In Defense of Fancy Water

GOOD Magazine

G: What difference does terroir make?

MM: If the water is in the ground for 15,000 or 20,000 years, it has more time to absorb minerals. Water doesn’t necessarily get better as it gets older, but if you have a source that was hermetically sealed for the last 7,000 years, you can be fairly sure that what’s there has very little industrial pollution. If you go to Tasmania, they collect rainwater, because it has the cleanest air in the world. The geography is not only shaping the water, but also shaping the perception of what water is.

G: And what is water?

MM: I have a background in wine, so I talk to wine people and I talk to water people, and they’re the same. They’re very passionate about sourcing where the water is coming from, and about the soil, so it’s basically the same idea: You have a natural product—one is wine, the other is water—and you need to protect the environment around the source, and have other people around the world share the experience you have by delivering them the water (or the wine) in bottles. It’s a very similar attitude.
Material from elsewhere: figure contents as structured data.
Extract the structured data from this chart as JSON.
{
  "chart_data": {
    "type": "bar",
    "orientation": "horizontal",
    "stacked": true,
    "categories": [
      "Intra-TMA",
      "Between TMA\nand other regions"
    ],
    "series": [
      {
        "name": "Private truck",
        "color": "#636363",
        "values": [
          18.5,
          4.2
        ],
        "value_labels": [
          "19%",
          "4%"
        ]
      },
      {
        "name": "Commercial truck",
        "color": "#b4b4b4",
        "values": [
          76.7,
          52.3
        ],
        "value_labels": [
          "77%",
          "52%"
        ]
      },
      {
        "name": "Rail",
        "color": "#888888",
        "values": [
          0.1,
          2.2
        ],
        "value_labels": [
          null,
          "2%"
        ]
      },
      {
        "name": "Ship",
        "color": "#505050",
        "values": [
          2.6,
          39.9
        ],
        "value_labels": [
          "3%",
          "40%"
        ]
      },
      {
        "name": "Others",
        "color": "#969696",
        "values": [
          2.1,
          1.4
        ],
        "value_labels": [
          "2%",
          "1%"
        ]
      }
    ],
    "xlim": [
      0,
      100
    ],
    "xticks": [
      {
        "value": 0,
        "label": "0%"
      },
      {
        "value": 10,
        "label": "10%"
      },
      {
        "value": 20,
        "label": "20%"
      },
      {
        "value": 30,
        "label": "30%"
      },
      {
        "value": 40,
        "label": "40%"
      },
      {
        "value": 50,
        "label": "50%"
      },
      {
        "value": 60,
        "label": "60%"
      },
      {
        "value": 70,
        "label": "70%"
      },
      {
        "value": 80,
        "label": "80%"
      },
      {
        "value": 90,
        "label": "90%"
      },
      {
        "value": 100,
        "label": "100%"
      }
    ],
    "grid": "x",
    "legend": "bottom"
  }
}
G: Isn’t this all a little overblown?

MM: People laugh about water, but I also enjoy chocolate dramatically. I would contest that most Americans have never tasted chocolate, because they eat Hershey’s; that’s not chocolate, that’s a chocolate-like substance. Real chocolate comes from a plantation, from a particular species, and follows a particular process. That’s what’s happening as we move from bottled water into natural foods.